Can Johnson get away with the mass death his government has caused?

However policy for the next phase is resolved, the government will face huge pressure over its squandering of the UK’s early advantages and the unnecessary loss of life which this has caused. Several major factors could make it difficult for Johnson to escape responsibility: 

  1. Although the NHS has been able to increase beds, staffing and equipment (except the supply of ventilators which seems to be a policy disaster) in ICUs, the hospital system has not been adequately protected. It has been unable to provide adequate personal protection equipment (PPE) even to ICU staff, and much less to staff in other hospital areas, primary care, and above all social care. 
  2. The number of NHS doctors, nurses and other staff who have died, and the fact that many of their deaths are perceived to be as a result of inadequate PPE, highlights the cost of this failure and is already throwing a fierce spotlight on the weakness of the government’s planning.
  3. This approach has barely included the social care system, in which large numbers of elderly residents have been exposed to disease, mostly dying without hospitalisation, in conditions which are far worse for both residents and staff than those which obtain in the ICUs. As far as care homes are concerned, ‘let the old people die’ has indeed come to pass. While many elderly outside care homes may be protected through social distancing, the approach has also left an unknown number of mainly older people to die in their own homes.
  4. The government’s policy of designating only over-70s as the ‘vulnerable group’ has exposed many middle-aged and some young people to serious illness and death. In some highly publicised cases, call-centre operators or ambulance staff – possibly operating on the official assumption that the illness is milder in the young – have left it too late to hospitalise younger patients. Any relaxation will likely require the Government to revert to this idea of an elderly ‘vulnerable group’, bringing the coherence of their public health message into question.

Lining up the scapegoats 

Ministers are already systematically blaming the scientists, and are likely preparing to scapegoat Jeremy Hunt, Philip Hammond & co. for the weak state of the NHS, failure to prepare pandemic capacity, and austerity (Hunt’s remarkably constructive role in the crisis may be partly motivated by an awareness of this danger). There is also a nasty undercurrent of blaming China which may become more prominent.

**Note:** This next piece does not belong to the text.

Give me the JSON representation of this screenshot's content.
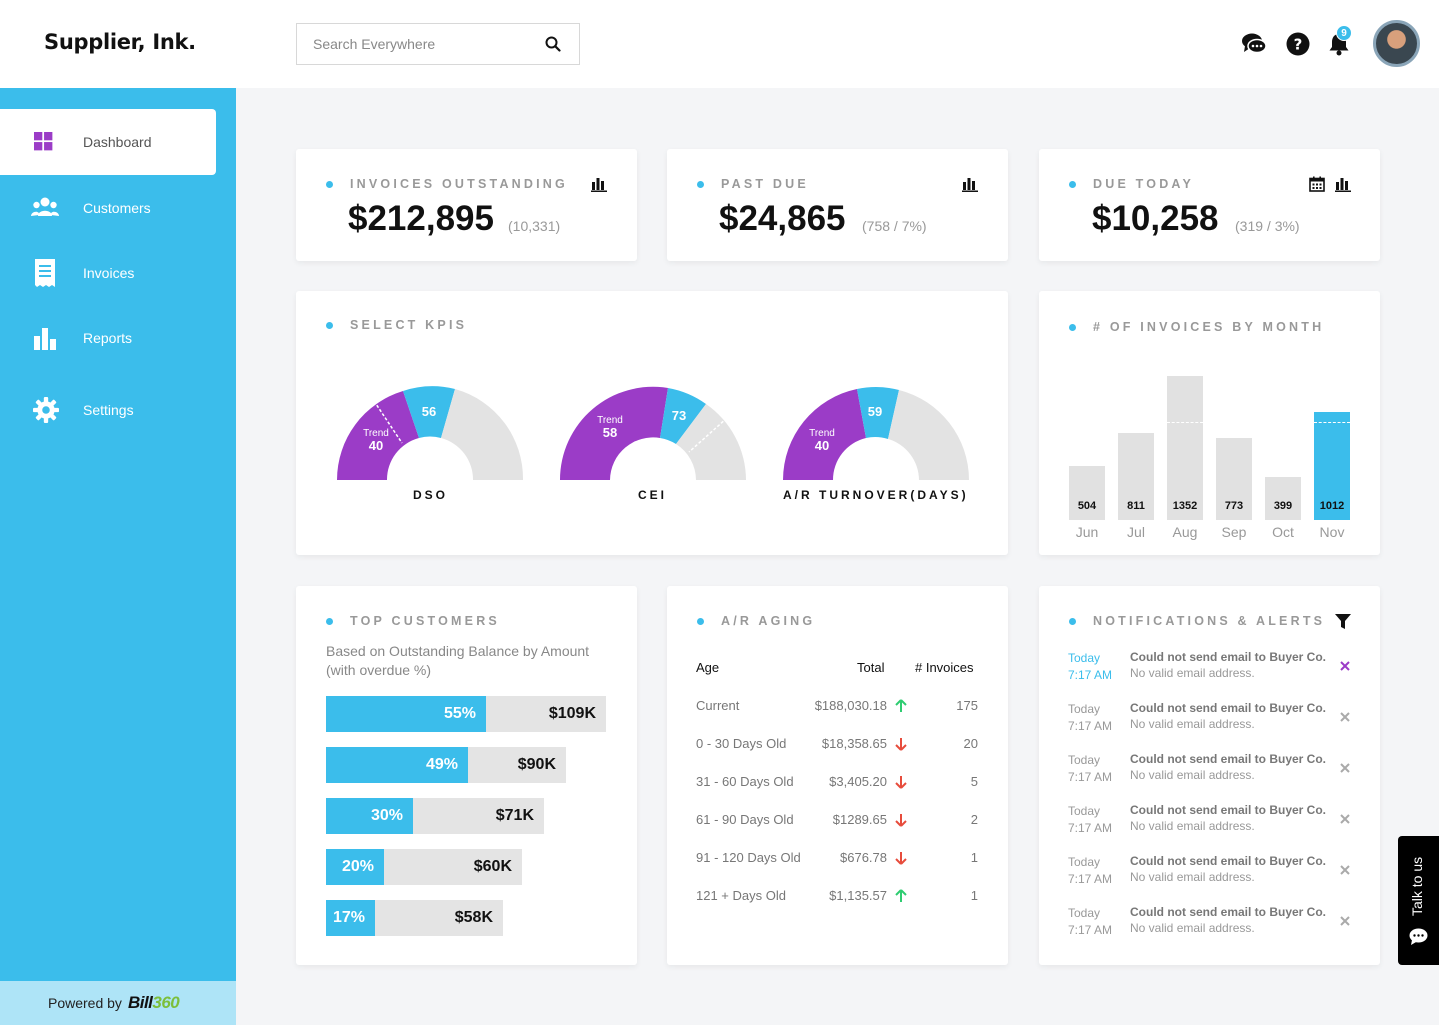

Once the sense of imminent crisis and national unity wanes, the lockdown honeymoon will be over. Public opinion will likely polarise between those who reject the government’s careless way with life and those who resent the continuing restrictions on life and work.  Johnson-Cummings will hope that space for obfuscation will be created by an over-cautious BBC as well as their natural allies. Yet the propaganda machine may need to go into overdrive to browbeat the critics.

In the medium term, at least, it is not certain to work. It is four long years to the next election. Time for people to forget, Johnson will hope. But time also for the idea that Covid-19 was his Iraq to take hold.